Greater understanding of the benefits and limitations of current medications will lead to better disease management in OA. Data is accumulating on the shortfalls of current pharmacological treatment of OA, highlighted by issues of safety arising with analgesic therapies including paracetamol and NSAIDs. Due to the safety issues with paracetamol, SYSADOAs are now a first-line treatment for knee OA, with a particular emphasis placed on the outstanding benefit: risk ratio of pharmaceutical-grade pCGS and CS. As a step 2 treatment in OA patients who are unresponsive, or have moderate-severe pain, oral NSAIDs may offer good analgesia in the short-term; however, chronic use is not recommended due to GI, CV and renal toxicity. As a last resort, pharmacotherapy with weak opioids may be considered, although a recent report of association of opioids with increased all-cause mortality among OA patients requires further investigation [26].

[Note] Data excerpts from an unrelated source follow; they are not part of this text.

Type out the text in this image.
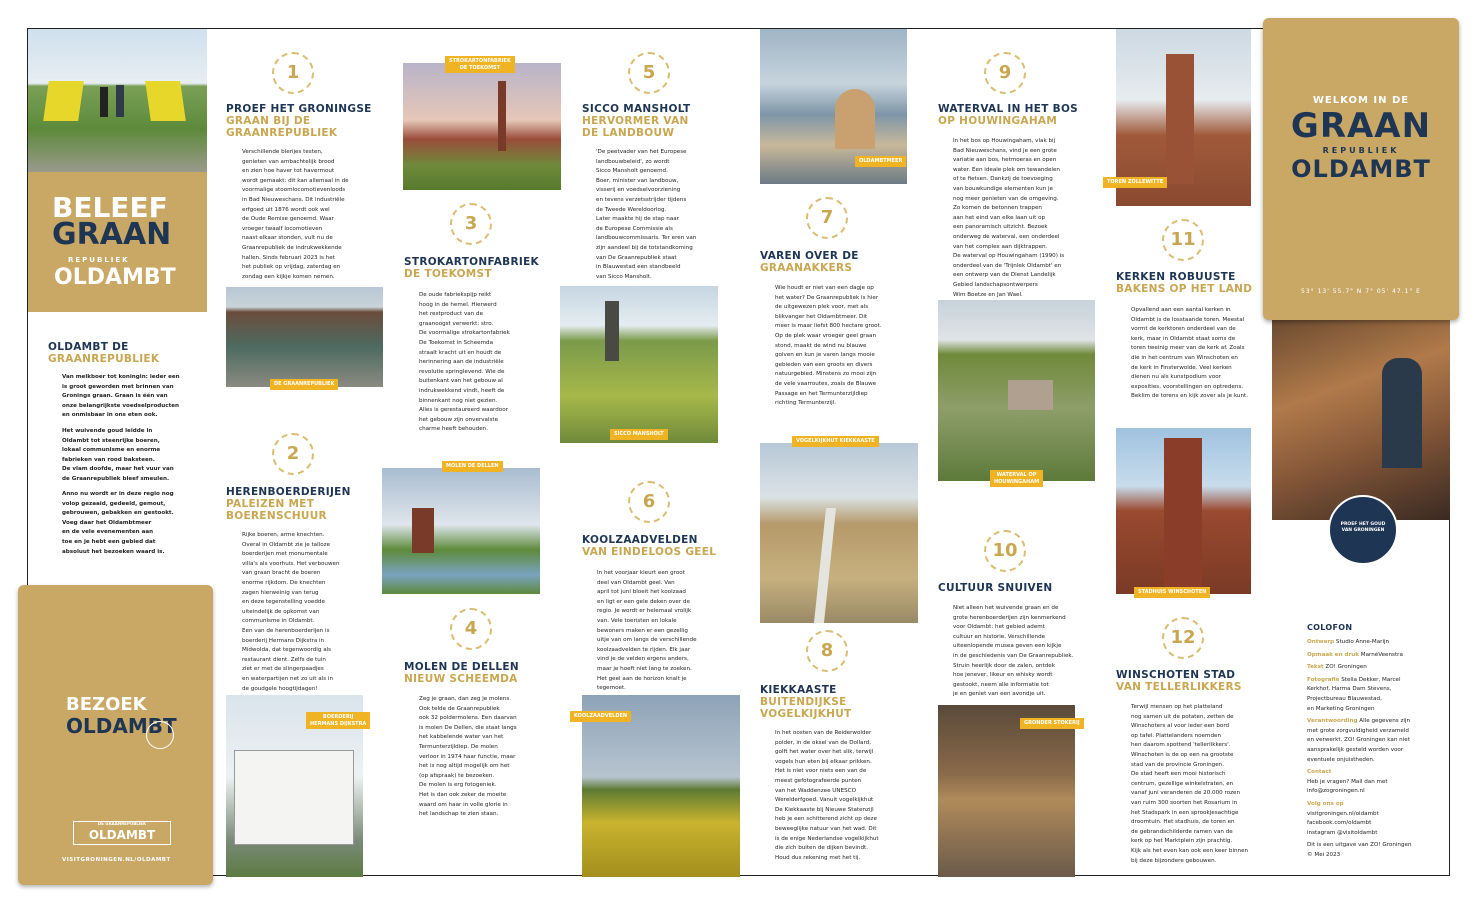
BELEEF
GRAAN
REPUBLIEK
OLDAMBT
OLDAMBT DE
GRAANREPUBLIEK
Van melkboer tot koningin: ieder een
is groot geworden met brinnen van
Gronings graan. Graan is één van
onze belangrijkste voedselproducten
en onmisbaar in ons eten ook.
Het wuivende goud leidde in
Oldambt tot steenrijke boeren,
lokaal communisme en enorme
fabrieken van rood baksteen.
De vlam doofde, maar het vuur van
de Graanrepubliek bleef smeulen.
Anno nu wordt er in deze regio nog
volop gezaaid, gedeeld, gemout,
gebrouwen, gebakken en gestookt.
Voeg daar het Oldambtmeer
en de vele evenementen aan
toe en je hebt een gebied dat
absoluut het bezoeken waard is.
BEZOEK
OLDAMBT
DE GRAANREPUBLIEK
OLDAMBT
VISITGRONINGEN.NL/OLDAMBT
1
PROEF HET GRONINGSE
GRAAN BIJ DE
GRAANREPUBLIEK
Verschillende bierijes testen,
genieten van ambachtelijk brood
en zien hoe haver tot havermout
wordt gemaakt: dit kan allemaal in de
voormalige stoomlocomotievenloods
in Bad Nieuweschans. Dit industriële
erfgoed uit 1876 wordt ook wel
de Oude Remise genoemd. Waar
vroeger twaalf locomotieven
naast elkaar stonden, vult nu de
Graanrepubliek de indrukwekkende
hallen. Sinds februari 2023 is het
het publiek op vrijdag, zaterdag en
zondag een kijkje komen nemen.
DE GRAANREPUBLIEK
2
HERENBOERDERIJEN
PALEIZEN MET
BOERENSCHUUR
Rijke boeren, arme knechten.
Overal in Oldambt zie je talloze
boerderijen met monumentale
villa's als voorhuis. Het verbouwen
van graan bracht de boeren
enorme rijkdom. De knechten
zagen hierweinig van terug
en deze tegenstelling voedde
uiteindelijk de opkomst van
communisme in Oldambt.
Een van de herenboerderijen is
boerderij Hermans Dijkstra in
Midwolda, dat tegenwoordig als
restaurant dient. Zelfs de tuin
ziet er met de slingerpaadjes
en waterpartijen net zo uit als in
de goudgele hoogtijdagen!
BOERDERIJ
HERMANS DIJKSTRA
STROKARTONFABRIEK
DE TOEKOMST
3
STROKARTONFABRIEK
DE TOEKOMST
De oude fabriekspijp reikt
hoog in de hemel. Hierwerd
het restproduct van de
graanoogst verwerkt: stro.
De voormalige strokartonfabriek
De Toekomst in Scheemda
straalt kracht uit en houdt de
herinnering aan de industriële
revolutie springlevend. Wie de
buitenkant van het gebouw al
indrukwekkend vindt, heeft de
binnenkant nog niet gezien.
Alles is gerestaureerd waardoor
het gebouw zijn onvervalste
charme heeft behouden.
MOLEN DE DELLEN
4
MOLEN DE DELLEN
NIEUW SCHEEMDA
Zeg je graan, dan zeg je molens.
Ook telde de Graanrepubliek
ook 32 poldermolens. Een daarvan
is molen De Dellen, die staat langs
het kabbelende water van het
Termunterzijldiep. De molen
verloor in 1974 haar functie, maar
het is nog altijd mogelijk om het
(op afspraak) te bezoeken.
De molen is erg fotogeniek.
Het is dan ook zeker de moeite
waard om haar in volle glorie in
het landschap te zien staan.
5
SICCO MANSHOLT
HERVORMER VAN
DE LANDBOUW
'De peetvader van het Europese
landbouwbeleid', zo wordt
Sicco Mansholt genoemd.
Boer, minister van landbouw,
visserij en voedselvoorziening
en tevens verzetsstrijder tijdens
de Tweede Wereldoorlog.
Later maakte hij de stap naar
de Europese Commissie als
landbouwcommissaris. Ter eren van
zijn aandeel bij de totstandkoming
van De Graanrepubliek staat
in Blauwestad een standbeeld
van Sicco Mansholt.
SICCO MANSHOLT
6
KOOLZAADVELDEN
VAN EINDELOOS GEEL
In het voorjaar kleurt een groot
deel van Oldambt geel. Van
april tot juni bloeit het koolzaad
en ligt er een gele deken over de
regio. Je wordt er helemaal vrolijk
van. Vele toeristen en lokale
bewoners maken er een gezellig
uitje van om langs de verschillende
koolzaadvelden te rijden. Elk jaar
vind je de velden ergens anders,
maar je hoeft niet lang te zoeken.
Het geel aan de horizon knalt je
tegemoet.
KOOLZAADVELDEN
OLDAMBTMEER
7
VAREN OVER DE
GRAANAKKERS
Wie houdt er niet van een dagje op
het water? De Graanrepubliek is hier
de uitgewezen plek voor, met als
blikvanger het Oldambtmeer. Dit
meer is maar liefst 800 hectare groot.
Op de plek waar vroeger geel graan
stond, maakt de wind nu blauwe
golven en kun je varen langs mooie
gebieden van een groots en divers
natuurgebied. Minstens zo mooi zijn
de vele vaarroutes, zoals de Blauwe
Passage en het Termunterzijldiep
richting Termunterzijl.
VOGELKIJKHUT KIEKKAASTE
8
KIEKKAASTE
BUITENDIJKSE
VOGELKIJKHUT
In het oosten van de Reiderwolder
polder, in de oksel van de Dollard,
golft het water over het slik, terwijl
vogels hun eten bij elkaar prikken.
Het is niet voor niets een van de
meest gefotografeerde punten
van het Waddenzee UNESCO
Werelderfgoed. Vanuit vogelkijkhut
De Kiekkaaste bij Nieuwe Statenzijl
heb je een schitterend zicht op deze
beweeglijke natuur van het wad. Dit
is de enige Nederlandse vogelkijkhut
die zich buiten de dijken bevindt.
Houd dus rekening met het tij.
9
WATERVAL IN HET BOS
OP HOUWINGAHAM
In het bos op Houwingaham, vlak bij
Bad Nieuweschans, vind je een grote
variatie aan bos, hetmoeras en open
water. Een ideale plek om tewandelen
of te fietsen. Dankzij de toevoeging
van bouwkundige elementen kun je
nog meer genieten van de omgeving.
Zo komen de betonnen trappen
aan het eind van elke laan uit op
een panoramisch uitzicht. Bezoek
onderweg de waterval, een onderdeel
van het complex aan dijktrappen.
De waterval op Houwingaham (1990) is
onderdeel van de 'Trijnlek Oldambt' en
een ontwerp van de Dienst Landelijk
Gebied landschapsontwerpers
Wim Boetze en Jan Wael.
WATERVAL OP
HOUWINGAHAM
10
CULTUUR SNUIVEN
Niet alleen het wuivende graan en de
grote herenboerderijen zijn kenmerkend
voor Oldambt: het gebied ademt
cultuur en historie. Verschillende
uiteenlopende musea geven een kijkje
in de geschiedenis van De Graanrepubliek.
Struin heerlijk door de zalen, ontdek
hoe jenever, likeur en whisky wordt
gestookt, neem alle informatie tot
je en geniet van een avondje uit.
GRONDER STOKERIJ
TOREN ZOLLEWITTE
11
KERKEN ROBUUSTE
BAKENS OP HET LAND
Opvallend aan een aantal kerken in
Oldambt is de losstaande toren. Meestal
vormt de kerktoren onderdeel van de
kerk, maar in Oldambt staat soms de
toren tweinig meer van de kerk af. Zoals
die in het centrum van Winschoten en
de kerk in Finsterwolde. Veel kerken
dienen nu als kunstpodium voor
exposities, voorstellingen en optredens.
Beklim de torens en kijk zover als je kunt.
STADHUIS WINSCHOTEN
12
WINSCHOTEN STAD
VAN TELLERLIKKERS
Terwijl mensen op het platteland
nog samen uit de potaten, zetten de
Winschoters al voor ieder een bord
op tafel. Plattelanders noemden
hen daarom spottend 'tellerlikkers'.
Winschoten is de op een na grootste
stad van de provincie Groningen.
De stad heeft een mooi historisch
centrum, gezellige winkelstraten, en
vanaf juni veranderen de 20.000 rozen
van ruim 300 soorten het Rosarium in
het Stadspark in een sprookjesachtige
droomtuin. Het stadhuis, de toren en
de gebrandschilderde ramen van de
kerk op het Marktplein zijn prachtig.
Kijk als het even kan ook een keer binnen
bij deze bijzondere gebouwen.
PROEF HET GOUD VAN GRONINGEN
WELKOM IN DE
GRAAN
REPUBLIEK
OLDAMBT
53° 13' 55.7" N 7° 05' 47.1" E
COLOFON
Ontwerp Studio Anne-Marijn
Opmaak en druk MarnéVeenstra
Tekst ZO! Groningen
Fotografie Stella Dekker, Marcel
Kerkhof, Harma Dam Stevens,
Projectbureau Blauwestad,
en Marketing Groningen
Verantwoording Alle gegevens zijn
met grote zorgvuldigheid verzameld
en verwerkt. ZO! Groningen kan niet
aansprakelijk gesteld worden voor
eventuele onjuistheden.
Contact
Heb je vragen? Mail dan met
info@zogroningen.nl
Volg ons op
visitgroningen.nl/oldambt
facebook.com/oldambt
instagram @visitoldambt
Dit is een uitgave van ZO! Groningen
© Mei 2023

Non-pharmacological interventions are often underutilized, and more could be achieved through appropriate application of the core set principles (education, weight management and exercise) and the combination of non-pharmacological and pharmacological treatment modalities throughout the treatment plan. Patient, physician and pharmacist education is an essential element of successful OA management, which may be achieved through programs that promote knowledge and understanding within the medical profession through medical societies, and in the wider community through patient societies. Finally, adherence to guideline recommendations, such as the updated ESCEO treatment algorithm for knee OA, will promote evidence-based medicine and patient-centric care, ultimately leading to greater physician and patient satisfaction across Europe and internationally.